不安は誰もが持つ感情で,不安になるからこそ対策するという意味では,とても大切な感情です。しかし,不安感情が度を超えて持続してしまうと,その人をひどく苦しめることになります。ではなぜ非常に強い不安を抱くようになるのでしょうか,そのような人にはどのような特徴が見られるのでしょうか。個人が持つ不安のメカニズム,そこから考えられる予防対策について明らかにすることを目的としています。さらには,集団の不安に着目して,外集団の脅威によって生成されるステレオタイプ,偏見についても,そのメカニズムの検討を行っています。
不安,抑うつなど精神疾患のメカニズムを健常者レベルから明らかにする異常心理学(精神病理学),個人に見られる注意や記憶など様々な認知機能を明らかにする認知心理学,集団によって築き上げられる偏見やステレオタイプを対象とする社会心理学など,様々な分野を包括的にとらえ,効果的な方法論を取り入れて研究に取り組んでいます。
ただし,興味の範囲は広いので,研究対象を限定的にせず学生の自主性を重んじた進め方をしています。

研究テーマ

社交不安の注意・ワーキングメモリ

人前で話すのが苦手,緊張して汗が出てその場から逃げ出したくなる,そのような特徴が挙げられる社交不安傾向の人には,果たしてどのような認知機能が見られるか明らかにしています。例えば社交不安の人は,つまらなそうな顔,怒っている顔などのネガティブな情報に対して,自ら注意を向けて,そこに注意を向け続けてしまう注意バイアスなど知られており,その詳細なメカニズムを研究しています。また,不必要な情報までワーキングメモリとして保持してしまう特徴,その背後には社交不安の人の注意制御の問題が隠されているなど,広く不安と認知機能との関係について調べています。

視覚的注意とワーキングメモリの相互作用

私たちの注意の向ける方向は必ずしも自由ではありません。様々な制約によって注意は操作され,その一つがワーキングメモリです。ある目的のために記憶に情報を保持していると,その情報に注意を向けやすくなることが知られています。先ほどの不安の例のように,嫌なことがあってネガティブな情報を記憶として保持していると,それと関係の深いものに注意を向けやすくなっている恐れがあります。
このように,注意と記憶(特にワーキングメモリ)とが互いにどう影響を及ぼしあっているか研究しています。

イメージの不安,偏見にもたらす効果

視覚的なイメージは様々なものに影響を与えると考えられます。

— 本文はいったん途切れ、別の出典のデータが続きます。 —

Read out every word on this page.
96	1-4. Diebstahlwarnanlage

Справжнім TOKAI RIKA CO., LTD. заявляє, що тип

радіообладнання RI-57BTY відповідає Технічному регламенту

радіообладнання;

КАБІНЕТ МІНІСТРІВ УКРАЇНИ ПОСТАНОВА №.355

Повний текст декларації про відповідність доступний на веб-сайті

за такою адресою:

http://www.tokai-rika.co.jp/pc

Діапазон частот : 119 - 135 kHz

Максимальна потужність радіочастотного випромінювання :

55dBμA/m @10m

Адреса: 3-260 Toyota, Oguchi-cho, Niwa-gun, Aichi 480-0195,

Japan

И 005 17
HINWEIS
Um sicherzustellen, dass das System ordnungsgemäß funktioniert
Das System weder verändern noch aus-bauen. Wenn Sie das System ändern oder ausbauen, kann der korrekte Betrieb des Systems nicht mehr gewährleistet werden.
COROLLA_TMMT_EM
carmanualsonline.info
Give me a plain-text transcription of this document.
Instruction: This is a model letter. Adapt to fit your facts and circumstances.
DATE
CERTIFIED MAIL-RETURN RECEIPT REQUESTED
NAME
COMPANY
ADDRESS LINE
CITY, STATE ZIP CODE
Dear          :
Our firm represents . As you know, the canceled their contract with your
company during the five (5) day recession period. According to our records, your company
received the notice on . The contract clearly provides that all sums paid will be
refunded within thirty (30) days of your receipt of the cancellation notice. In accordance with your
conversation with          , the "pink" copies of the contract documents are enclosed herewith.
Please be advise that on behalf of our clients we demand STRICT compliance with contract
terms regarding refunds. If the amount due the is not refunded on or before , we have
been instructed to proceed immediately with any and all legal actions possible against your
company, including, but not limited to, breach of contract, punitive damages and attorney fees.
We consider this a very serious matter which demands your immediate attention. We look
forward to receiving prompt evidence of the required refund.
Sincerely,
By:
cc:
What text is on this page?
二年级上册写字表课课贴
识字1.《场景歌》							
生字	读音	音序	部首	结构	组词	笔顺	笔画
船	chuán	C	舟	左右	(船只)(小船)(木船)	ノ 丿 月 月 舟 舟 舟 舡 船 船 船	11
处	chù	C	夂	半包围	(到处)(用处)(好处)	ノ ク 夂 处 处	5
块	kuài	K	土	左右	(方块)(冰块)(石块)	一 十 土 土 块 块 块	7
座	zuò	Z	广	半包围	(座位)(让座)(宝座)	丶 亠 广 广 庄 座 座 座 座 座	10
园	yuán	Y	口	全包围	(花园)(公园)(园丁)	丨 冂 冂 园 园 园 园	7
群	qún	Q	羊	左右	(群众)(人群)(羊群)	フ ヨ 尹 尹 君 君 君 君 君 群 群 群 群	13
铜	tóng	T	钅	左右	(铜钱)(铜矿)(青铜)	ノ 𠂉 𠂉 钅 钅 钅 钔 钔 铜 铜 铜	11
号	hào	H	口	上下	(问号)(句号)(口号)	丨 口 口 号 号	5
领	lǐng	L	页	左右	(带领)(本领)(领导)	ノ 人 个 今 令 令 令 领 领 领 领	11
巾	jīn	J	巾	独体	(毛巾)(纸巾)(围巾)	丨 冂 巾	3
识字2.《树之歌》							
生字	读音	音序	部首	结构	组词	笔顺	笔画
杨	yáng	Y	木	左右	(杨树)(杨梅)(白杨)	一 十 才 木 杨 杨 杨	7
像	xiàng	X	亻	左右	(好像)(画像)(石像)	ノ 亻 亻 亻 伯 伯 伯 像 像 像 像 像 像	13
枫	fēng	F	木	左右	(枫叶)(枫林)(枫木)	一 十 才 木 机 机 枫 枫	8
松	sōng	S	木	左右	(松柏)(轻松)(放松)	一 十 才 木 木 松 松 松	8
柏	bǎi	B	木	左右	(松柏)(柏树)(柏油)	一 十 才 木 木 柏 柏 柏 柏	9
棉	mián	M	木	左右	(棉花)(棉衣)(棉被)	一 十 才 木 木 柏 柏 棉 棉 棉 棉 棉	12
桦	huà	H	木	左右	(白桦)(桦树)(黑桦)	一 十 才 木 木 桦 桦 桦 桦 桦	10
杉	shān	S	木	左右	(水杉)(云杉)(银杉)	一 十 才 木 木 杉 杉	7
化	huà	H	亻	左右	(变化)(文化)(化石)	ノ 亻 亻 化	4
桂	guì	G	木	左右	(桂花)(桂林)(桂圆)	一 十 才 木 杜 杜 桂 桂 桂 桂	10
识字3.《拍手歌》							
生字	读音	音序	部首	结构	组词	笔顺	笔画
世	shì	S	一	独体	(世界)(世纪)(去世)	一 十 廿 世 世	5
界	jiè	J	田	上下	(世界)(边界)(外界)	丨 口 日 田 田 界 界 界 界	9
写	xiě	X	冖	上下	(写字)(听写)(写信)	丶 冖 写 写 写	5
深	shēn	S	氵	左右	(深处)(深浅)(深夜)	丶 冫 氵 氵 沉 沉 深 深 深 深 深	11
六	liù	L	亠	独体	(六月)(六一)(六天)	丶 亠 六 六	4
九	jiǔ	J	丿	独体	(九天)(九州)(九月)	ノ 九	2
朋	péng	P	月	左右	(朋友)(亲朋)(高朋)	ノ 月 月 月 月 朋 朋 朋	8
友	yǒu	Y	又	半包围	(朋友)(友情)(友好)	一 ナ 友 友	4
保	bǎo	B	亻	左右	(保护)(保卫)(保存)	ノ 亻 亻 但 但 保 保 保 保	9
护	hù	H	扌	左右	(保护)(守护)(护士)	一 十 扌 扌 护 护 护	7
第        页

認知行動療法から発展されたイメージ修正再処理法では,イメージを用いたエクスポージャー,制御能力の向上を目指して不安の低減を可能とします。また鮮明で具体的なイメージは,イメージと合致した情報への視覚的注意を促します。さらには他のカテゴリーに対するイメージが否定的なステレオタイプを強めたり,逆に仮想接触効果など外集団とのポジティブな交流のイメージが偏見を弱める可能性も考えられます。イメージを中心に置き,不安や偏見へ与える影響について検討しています。